First Home Saver Accounts (from 1 October 2008)
Received Royal Assent on 25 June 2008
Outline of arrangements
The main points:
> To be eligible you must:
- be age 18 to 64.
- be eligible for the First Home Owners Grant (see link below).
- do not have or have not previously held a First Home Saver Account.
- have not previously purchased or built a first home in Australia (or Norfolk Island) to live in.
- invest at least $1,000 per annum over at least 4 separate financial years.
- provide your tax file number.
> The accounts will be offered by most banks, building societies, credit unions, public offer superfunds and life companies with investment options and rates to be decided by the institutions.
> Eligible individual contributions up to the annual threshold (refer above) by Australian residents will attract a Government contribution.
> The Government contribution will be a flat rate of 17% irrespective of income or marginal rate.
> There is no limit on annual contributions, but no further customer contributions can be made once the overall account balance reaches the account balance cap. (Refer below.)
> Investment earnings or interest that accrues in the accounts will be taxed at 15 per cent.
> Withdrawals will be tax free where they are used to purchase a first home located in Australia to live in. (The account holder must live in the purchased home for a continuous period of six months within the first 12 months of purchase or construction).

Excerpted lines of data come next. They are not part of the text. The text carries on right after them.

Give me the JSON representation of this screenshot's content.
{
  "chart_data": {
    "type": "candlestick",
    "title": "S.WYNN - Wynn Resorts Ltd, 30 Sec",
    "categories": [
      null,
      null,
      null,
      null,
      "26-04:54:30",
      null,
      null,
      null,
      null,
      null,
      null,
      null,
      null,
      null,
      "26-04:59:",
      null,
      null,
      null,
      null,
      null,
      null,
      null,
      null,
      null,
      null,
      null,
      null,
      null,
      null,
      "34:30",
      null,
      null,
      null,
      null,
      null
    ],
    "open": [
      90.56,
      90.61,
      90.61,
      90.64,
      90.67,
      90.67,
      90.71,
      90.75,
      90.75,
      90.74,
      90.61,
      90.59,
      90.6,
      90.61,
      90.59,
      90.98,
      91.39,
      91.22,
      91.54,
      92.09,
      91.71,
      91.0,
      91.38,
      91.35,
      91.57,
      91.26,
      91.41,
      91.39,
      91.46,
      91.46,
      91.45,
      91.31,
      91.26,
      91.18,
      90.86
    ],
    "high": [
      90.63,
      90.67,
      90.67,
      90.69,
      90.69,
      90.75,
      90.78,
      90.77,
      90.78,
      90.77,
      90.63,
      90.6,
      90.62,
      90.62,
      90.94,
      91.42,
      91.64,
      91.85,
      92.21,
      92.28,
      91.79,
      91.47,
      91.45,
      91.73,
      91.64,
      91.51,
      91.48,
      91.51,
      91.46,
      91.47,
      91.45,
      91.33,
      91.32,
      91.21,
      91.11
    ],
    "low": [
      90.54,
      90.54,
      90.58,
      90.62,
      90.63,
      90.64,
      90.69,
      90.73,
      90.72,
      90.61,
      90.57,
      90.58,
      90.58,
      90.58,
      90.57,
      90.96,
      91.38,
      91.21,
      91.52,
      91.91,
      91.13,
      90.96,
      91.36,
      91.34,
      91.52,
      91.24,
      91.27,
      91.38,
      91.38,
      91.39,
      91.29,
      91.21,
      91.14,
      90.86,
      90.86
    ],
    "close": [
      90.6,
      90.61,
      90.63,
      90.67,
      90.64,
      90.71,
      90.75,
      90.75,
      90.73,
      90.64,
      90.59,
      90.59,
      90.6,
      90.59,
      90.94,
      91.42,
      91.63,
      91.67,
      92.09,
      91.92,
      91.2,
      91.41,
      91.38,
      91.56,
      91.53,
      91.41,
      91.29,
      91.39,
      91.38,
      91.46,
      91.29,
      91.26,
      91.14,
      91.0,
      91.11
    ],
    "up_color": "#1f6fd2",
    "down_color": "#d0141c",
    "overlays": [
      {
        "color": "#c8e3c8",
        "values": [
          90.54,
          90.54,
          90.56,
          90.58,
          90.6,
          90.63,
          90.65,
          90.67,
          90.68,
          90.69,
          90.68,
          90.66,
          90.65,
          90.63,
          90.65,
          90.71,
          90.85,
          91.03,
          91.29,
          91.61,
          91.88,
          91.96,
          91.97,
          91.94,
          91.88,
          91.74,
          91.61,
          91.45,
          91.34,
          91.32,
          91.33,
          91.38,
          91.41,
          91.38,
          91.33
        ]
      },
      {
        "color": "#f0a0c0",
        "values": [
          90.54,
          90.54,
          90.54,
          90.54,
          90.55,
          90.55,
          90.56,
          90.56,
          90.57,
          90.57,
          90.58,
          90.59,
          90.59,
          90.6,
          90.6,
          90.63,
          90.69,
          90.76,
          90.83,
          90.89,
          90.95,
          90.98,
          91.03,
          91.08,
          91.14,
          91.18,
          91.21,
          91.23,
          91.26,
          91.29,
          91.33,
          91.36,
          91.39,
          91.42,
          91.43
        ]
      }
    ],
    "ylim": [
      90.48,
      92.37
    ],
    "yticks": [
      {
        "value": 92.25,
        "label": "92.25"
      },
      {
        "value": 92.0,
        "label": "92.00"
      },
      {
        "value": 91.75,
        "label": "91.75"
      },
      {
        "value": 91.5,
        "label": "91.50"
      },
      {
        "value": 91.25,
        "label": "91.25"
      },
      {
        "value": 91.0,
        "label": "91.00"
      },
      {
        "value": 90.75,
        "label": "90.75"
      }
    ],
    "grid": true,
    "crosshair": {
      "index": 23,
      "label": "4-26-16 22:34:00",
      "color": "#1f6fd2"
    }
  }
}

> Contributions are made from after tax income.
> If the account holder does not buy a home they can not withdraw the money until they turn 60. If they are under 60 they can roll it into super.
> First Home Saver Account balances are not counted for the other Government benefits assets or income tests.
>If an account holder buys a home before meeting the 4 year requirement, the First Home Saver Account must be rolled to super.
From 25 May 2011:
Individuals who purchase a home before the 4 years have expired, are allowed to roll the balance of their FHSA into their mortgage after the 4 years have expired, rather than having to roll it to super.